Pintura de Ramon Perez.

Wikimedia Commons

No início de 1811, houve um impasse entre as forças rebeldes e espanholas. Os rebeldes tinham um número enorme, mas determinadas forças espanholas treinadas se mostraram difíceis de derrotar. Enquanto isso, quaisquer perdas infligidas ao exército rebelde foram logo substituídas por camponeses mexicanos, infelizes após anos de domínio espanhol.
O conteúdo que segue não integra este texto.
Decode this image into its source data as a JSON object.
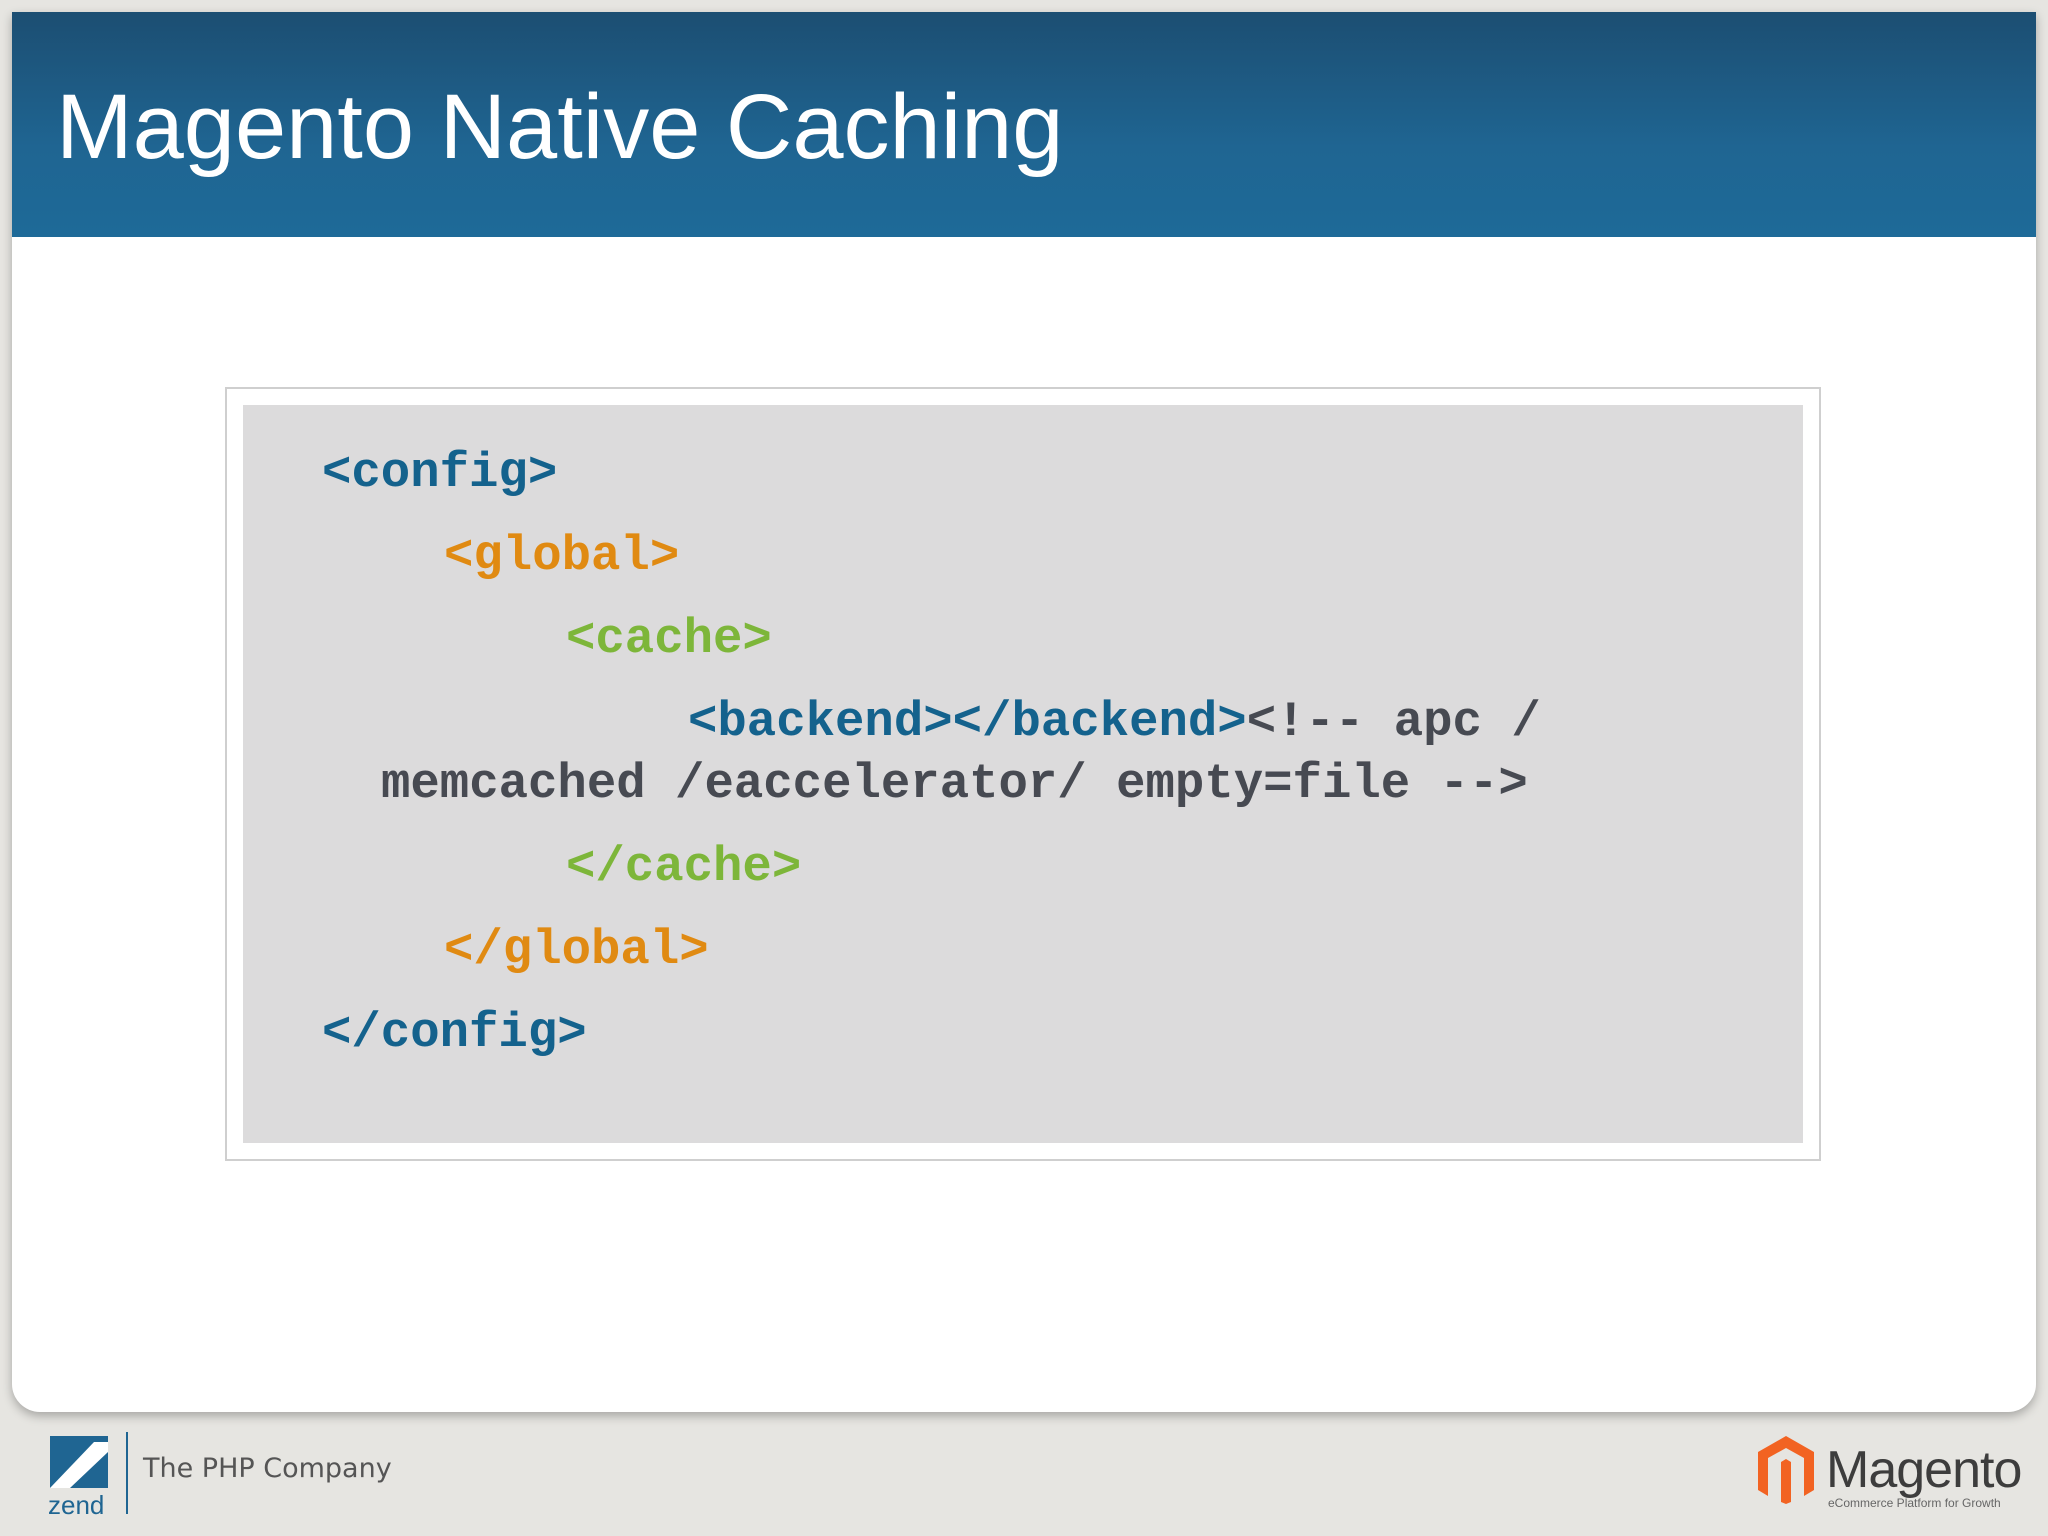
{
  "slide": {
    "title": "Magento Native Caching"
  },
  "code": {
    "lines": [
      {
        "text": "<config>",
        "color": "#14628d"
      },
      {
        "text": "<global>",
        "color": "#e08a12"
      },
      {
        "text": "<cache>",
        "color": "#7db63a"
      },
      {
        "tag_text": "<backend></backend>",
        "comment_text": "<!-- apc /",
        "tag_color": "#14628d",
        "comment_color": "#474a52"
      },
      {
        "text": "memcached /eaccelerator/ empty=file -->",
        "color": "#474a52"
      },
      {
        "text": "</cache>",
        "color": "#7db63a"
      },
      {
        "text": "</global>",
        "color": "#e08a12"
      },
      {
        "text": "</config>",
        "color": "#14628d"
      }
    ]
  },
  "footer": {
    "zend_logo_text": "zend",
    "tagline": "The PHP Company",
    "magento_wordmark": "Magento",
    "magento_tagline": "eCommerce Platform for Growth",
    "zend_icon": "zend-logo-icon",
    "magento_icon": "magento-logo-icon",
    "colors": {
      "title_bar": "#1f6592",
      "zend_blue": "#1f6592",
      "magento_orange": "#f26322"
    }
  }
}
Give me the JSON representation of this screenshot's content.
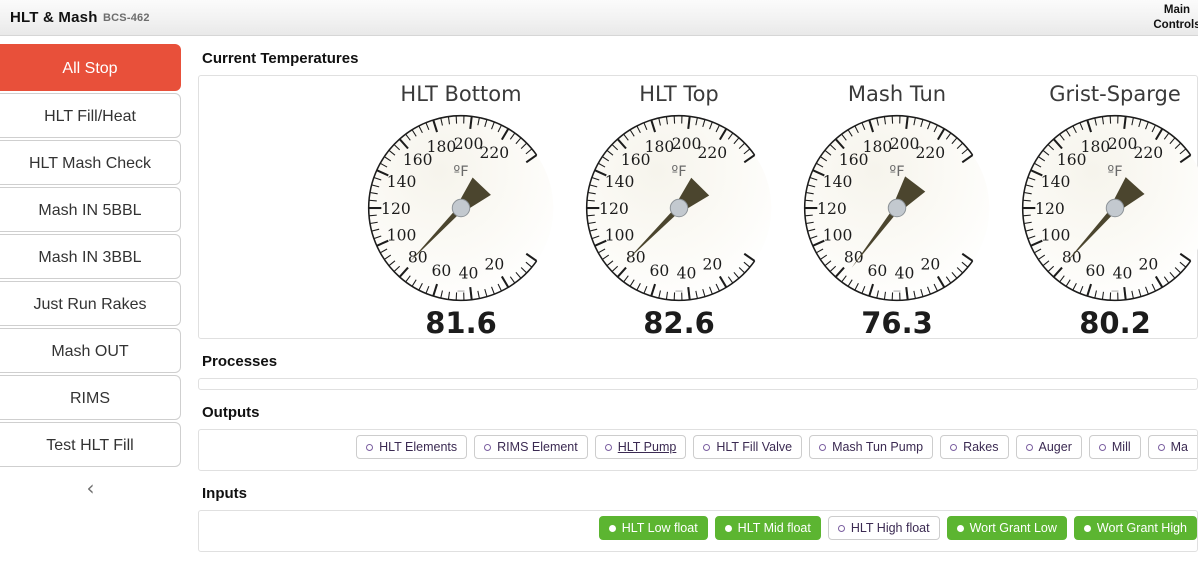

O general espanhol Felix Calleja tinha um exército bem treinado e equipado de 6.000 soldados: provavelmente o exército mais formidável do Novo Mundo na época. Ele marchou para encontrar os rebeldes e os dois exércitos entraram em confronto na ponte Calderon, nos arredores de Guadalajara. A improvável vitória realista de lá fez com que Hidalgo e Allende fugissem por suas vidas e prolongaram a luta pela independência.

Fontes:

Blaufarb R. 2007. A questão ocidental: a geopolítica da independência da América Latina. The American Historical Review 112 (3): 742-763.

Hamill HM. 1973. Contra-insurgência realista na guerra pela independência do México: as lições de 1811. The Hispanic American Historical Review 53 (3): 470-489.

Vázquez JZ. 1999. A Declaração de Independência do México. The Journal of American History 85 (4): 1362-1369.